The idea that a thrust-to-WEIGHT ratio even exists in free-fall situations is a gross misconception.

You still have mass in space, and a gravitational "weight". There's never a case in KSP where you're not within one body or another's gravitational pull.

[FenrirWolf]

When you're in space, TTW simply means how fast your engines accelerate your ship. Means the same thing on the ground too, actually. You just have to be sure your acceleration beats the opposite acceleration due to gravity.

[TheDarkStar]

No, because the fuel and fueltank still have mass.

And if both didn't have mass either you'd be going nowhere instead as the thrust of the engine is derived from spewing out mass.

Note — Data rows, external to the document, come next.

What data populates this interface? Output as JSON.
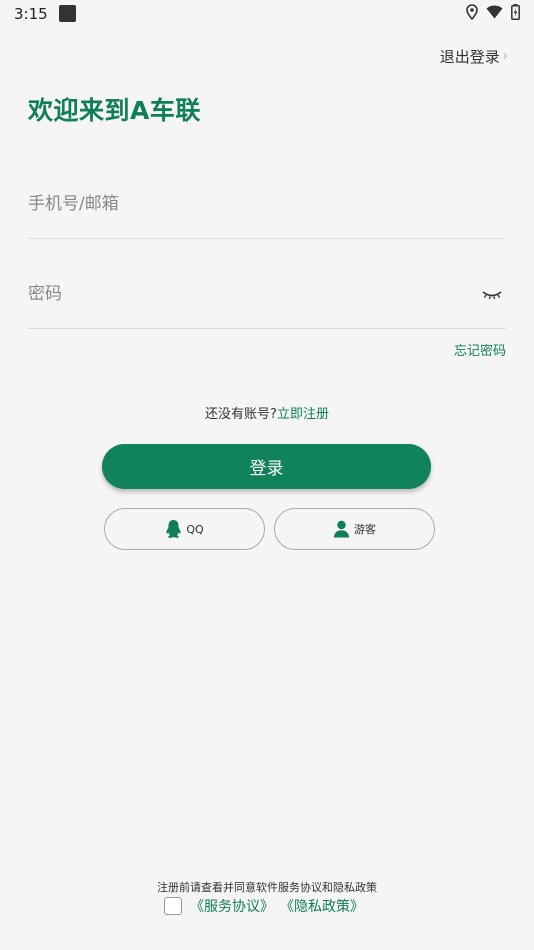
{
  "status_bar": {
    "time": "3:15",
    "icons": [
      "app-notification-icon",
      "location-icon",
      "wifi-icon",
      "battery-icon"
    ]
  },
  "header": {
    "logout_label": "退出登录",
    "logout_chevron": "›",
    "welcome_title": "欢迎来到A车联"
  },
  "form": {
    "phone_placeholder": "手机号/邮箱",
    "phone_value": "",
    "password_placeholder": "密码",
    "password_value": "",
    "forgot_password": "忘记密码"
  },
  "register": {
    "prompt": "还没有账号?",
    "link": "立即注册"
  },
  "buttons": {
    "login": "登录",
    "qq": "QQ",
    "guest": "游客"
  },
  "agreement": {
    "notice": "注册前请查看并同意软件服务协议和隐私政策",
    "service_link": "《服务协议》",
    "privacy_link": "《隐私政策》"
  },
  "colors": {
    "accent": "#0f7f58",
    "background": "#f5f5f5"
  }
}
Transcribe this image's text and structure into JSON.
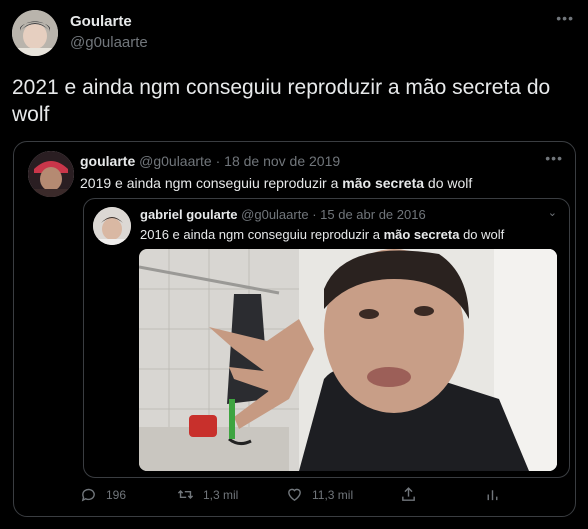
{
  "tweet": {
    "name": "Goularte",
    "handle": "@g0ulaarte",
    "text": "2021 e ainda ngm conseguiu reproduzir a mão secreta do wolf"
  },
  "quote1": {
    "name": "goularte",
    "handle": "@g0ulaarte",
    "sep": "·",
    "date": "18 de nov de 2019",
    "text_before": "2019 e ainda ngm conseguiu reproduzir a ",
    "text_bold": "mão secreta",
    "text_after": " do wolf"
  },
  "quote2": {
    "name": "gabriel goularte",
    "handle": "@g0ulaarte",
    "sep": "·",
    "date": "15 de abr de 2016",
    "text_before": "2016 e ainda ngm conseguiu reproduzir a ",
    "text_bold": "mão secreta",
    "text_after": " do wolf"
  },
  "actions": {
    "replies": "196",
    "retweets": "1,3 mil",
    "likes": "11,3 mil"
  },
  "colors": {
    "background": "#000000",
    "text": "#e7e9ea",
    "muted": "#71767b",
    "border": "#3a3d41"
  },
  "icons": [
    "more-icon",
    "chevron-down-icon",
    "reply-icon",
    "retweet-icon",
    "like-icon",
    "share-icon",
    "analytics-icon"
  ]
}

The math would break down only if the fueltank and engine were massless while the fuel had mass.

[Vanamonde]

The idea that TWR isn't important in space is an opinion only batted around by those who let MechJeb play the game for them.

This is ~450 tons heading out for Tylo at 0.1g. Is there any reason to be in a bigger hurry than that?

[Tank Buddy]

That's partially incorrect, the Tsiolkovsky rocket equation is about the relationship between mass of fuel and the mass of anything without fuel. You burn the same amount of fuel, but you are pushing the weight of the LV-Ns, which just happen to be very heavy. The only thing that changes in the equation is the dry mass, not Isp, so you are burning fuel at the same efficiently, but you are doing so in a less efficient manner.

If you don't care about long burns or TWR, go with one engine. Also, in some instances you will get more Delta V when using a lighter, but less efficient engine. But if you're burning a certain amount of fuel at a lesser efficiency you will have less Delta V.

[Franklin]

This is ~450 tons heading out for Tylo at 0.1g. Is there any reason to be in a bigger hurry than that?

Aha. To be able to get there before the game leaves alpha, and to be able to circularize orbit once you do.

[Dante80]

Aha. To be able to get there before the game leaves alpha, and to be able to circularize orbit once you do.

Which is perfectly doable with the design shown above. If you are using/need more thrust than that, you are probably doing it wrong (ie, less efficiently).

Edited November 18, 2013 by Dante80

[Beowolf]

If you had a theoretical zero-mass engine, it would cause no change in delta-V. Of course, such a thing is impossible, but it's nice to dream.

Not impossible! Drilling a small hole into a monopropellant tank creates an instant zero-mass engine.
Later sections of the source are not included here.